All You Need to Know About Gastric Pain

Gastric pain is quite common among people who eat irregular meals or those who lead very stressful lives. Gastric pain is the term used to describe any discomfort or pain felt in the upper abdomen.

Some of the most common symptoms associated with gastric pain include bloating, nausea, bleaching, and heartburn. When a patient has gastric or stomach pain, organic causes such as inflammation, ulcers, and cancer will be ruled out first.

Non-ulcer dyspepsia is the term given to gastric pain that is felt in the upper abdomen.
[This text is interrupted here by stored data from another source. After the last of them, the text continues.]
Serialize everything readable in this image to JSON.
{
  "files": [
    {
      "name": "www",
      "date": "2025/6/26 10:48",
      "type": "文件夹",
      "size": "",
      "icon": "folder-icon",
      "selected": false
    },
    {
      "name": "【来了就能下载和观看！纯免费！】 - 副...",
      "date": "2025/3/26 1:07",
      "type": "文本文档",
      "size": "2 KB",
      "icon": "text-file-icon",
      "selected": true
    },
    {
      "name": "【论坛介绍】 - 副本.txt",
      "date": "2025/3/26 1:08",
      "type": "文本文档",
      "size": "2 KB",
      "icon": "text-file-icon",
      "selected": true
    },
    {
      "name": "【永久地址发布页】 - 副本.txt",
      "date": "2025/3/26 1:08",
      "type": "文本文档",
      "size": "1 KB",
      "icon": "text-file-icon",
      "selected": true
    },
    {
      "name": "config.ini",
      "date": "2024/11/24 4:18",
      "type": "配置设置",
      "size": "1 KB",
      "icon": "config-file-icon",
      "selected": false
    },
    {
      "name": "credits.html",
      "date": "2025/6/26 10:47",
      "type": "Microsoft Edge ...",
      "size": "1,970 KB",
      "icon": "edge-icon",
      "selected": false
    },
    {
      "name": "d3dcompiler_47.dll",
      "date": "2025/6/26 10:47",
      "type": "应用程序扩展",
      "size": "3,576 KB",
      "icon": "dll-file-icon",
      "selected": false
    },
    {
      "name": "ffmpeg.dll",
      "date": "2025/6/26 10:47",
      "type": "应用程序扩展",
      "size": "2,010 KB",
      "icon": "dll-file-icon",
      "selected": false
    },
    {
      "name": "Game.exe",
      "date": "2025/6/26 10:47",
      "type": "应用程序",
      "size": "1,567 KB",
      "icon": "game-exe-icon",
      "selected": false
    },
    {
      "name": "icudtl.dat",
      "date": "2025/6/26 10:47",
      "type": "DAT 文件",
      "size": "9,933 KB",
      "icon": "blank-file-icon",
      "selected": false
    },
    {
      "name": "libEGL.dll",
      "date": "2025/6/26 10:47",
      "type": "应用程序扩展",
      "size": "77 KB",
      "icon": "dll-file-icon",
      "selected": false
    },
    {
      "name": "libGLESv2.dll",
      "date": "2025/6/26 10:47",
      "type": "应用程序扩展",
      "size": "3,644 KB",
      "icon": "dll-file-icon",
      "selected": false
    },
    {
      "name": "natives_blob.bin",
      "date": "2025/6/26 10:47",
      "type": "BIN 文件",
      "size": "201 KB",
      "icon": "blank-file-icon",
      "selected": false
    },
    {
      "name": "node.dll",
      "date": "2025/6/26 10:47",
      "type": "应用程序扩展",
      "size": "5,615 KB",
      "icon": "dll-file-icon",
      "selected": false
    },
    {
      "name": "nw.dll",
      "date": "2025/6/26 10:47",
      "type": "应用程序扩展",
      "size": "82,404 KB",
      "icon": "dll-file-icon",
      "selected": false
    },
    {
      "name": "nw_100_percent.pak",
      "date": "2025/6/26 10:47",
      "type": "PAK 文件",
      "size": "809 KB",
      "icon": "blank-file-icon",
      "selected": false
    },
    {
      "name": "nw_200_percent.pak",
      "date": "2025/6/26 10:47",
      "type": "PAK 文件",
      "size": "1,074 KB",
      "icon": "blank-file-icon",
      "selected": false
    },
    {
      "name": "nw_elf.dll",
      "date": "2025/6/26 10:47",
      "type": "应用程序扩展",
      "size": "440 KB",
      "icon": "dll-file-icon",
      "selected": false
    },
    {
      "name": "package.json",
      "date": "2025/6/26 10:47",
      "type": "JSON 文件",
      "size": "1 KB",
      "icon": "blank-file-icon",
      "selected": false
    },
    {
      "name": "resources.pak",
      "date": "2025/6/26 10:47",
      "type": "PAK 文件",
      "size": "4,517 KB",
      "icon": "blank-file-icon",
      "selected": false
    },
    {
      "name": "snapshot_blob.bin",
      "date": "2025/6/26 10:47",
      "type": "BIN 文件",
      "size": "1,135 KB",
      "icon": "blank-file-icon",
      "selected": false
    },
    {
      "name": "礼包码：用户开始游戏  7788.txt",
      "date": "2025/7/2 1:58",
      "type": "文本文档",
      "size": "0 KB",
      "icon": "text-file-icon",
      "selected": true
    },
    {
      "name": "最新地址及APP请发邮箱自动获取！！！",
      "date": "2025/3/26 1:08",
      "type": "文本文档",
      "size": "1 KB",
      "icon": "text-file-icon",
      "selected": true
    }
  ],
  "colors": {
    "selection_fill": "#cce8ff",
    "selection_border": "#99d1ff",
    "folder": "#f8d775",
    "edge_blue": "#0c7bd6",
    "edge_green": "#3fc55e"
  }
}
The condition is also referred to as functional dyspepsia. This diagnosis is often given when all the possible organic causes of the symptoms have been ruled out.

Gastric Pain: Possible Organic Causes

Although most cases of non-ulcer dyspepsia do not have a clear cause, experts often link the condition with stress. Below are some of the possible organic causes of gastric pain:

  • Gallstone Disease. While gallstones won’t always cause any symptoms or signs to manifest, gallbladder inflammation or bile duct blockage might cause severe stomach pain. CT and ultrasound scans are done to check for the presence of gallstones.
  • Gastro-esophageal reflux disease (GERD). This chronic condition occurs when the bile or stomach acid flows back into the food pipe or the esophagus and irritates the lining. To rule out this condition, endoscopy may be done. The test involves using a thin tube with a tiny camera that is passed through the mouth. The device is used to examine the stomach, duodenum, and esophagus.
  • Peptic ulcer disease or dyspepsia. This condition affects the duodenum wall or the stomach’s innermost layer. The duodenum wall is where the stomach connects with the small intestine.
  • Cancer. Liver cancer, pancreatic cancer, and stomach cancer can also cause severe stomach pain. Endoscopy can be used to rule out cancer. During endoscopy, small samples of tissues are obtained to check if the cells are cancerous. Another possible examination that will be recommended to check for cancer is barium meal X-ray.

When to Visit Your Healthcare Provider

Though you may wish to wait for your symptoms of gastric pain to resolve on its own, you should check with your doctor immediately if you experience any of the following symptoms:

  • You pass out black stools
  • You vomit persistently after eating
  • You have unexplained weight loss
  • You experience excruciating and severe pain in your upper stomach

In addition, you should check with a doctor if your symptoms are recent. In many cases, symptoms of gastric pain are long-standing and can often go back to many years. Hence, recent symptoms may point to other causes.

Treatment for Non-Ulcer Dyspepsia

Stress is considered one of the primary causes of non-ulcer dyspepsia. As such, most doctors typically prescribe small doses of anxiety-relieving drugs and antidepressants to manage the symptoms.

In most cases, medications that can help minimize the production of stomach acid will also be prescribed. Generally, when it comes to medications that help reduce stomach acid, there are two types. The two types are:

  • Proton pump inhibitors or PPIs. This includes esomeprazole, pantoprazole, omeprazole, rabeprazole, and lansoprazole.
  • Histamine-2 blockers or H2 blockers. This includes famotidine, ranitidine, cimetidine, and nizatidine.

While both types of medications work differently, their primary job is to minimize the amount of acid produced by the stomach.

Treatment for Peptic Ulcer

If tests reveal that the gastric pain is caused by peptic ulcer, doctors will typically prescribe medications that will also reduce the acid in the stomach. If the ulcer is caused by H. Pylori infection, short-term triple therapy may be prescribed.

Short-term triple therapy consists of two antibiotics and one acid-reducing agent. In 90 percent of the cases, triple therapy can eradicate the bacteria successfully.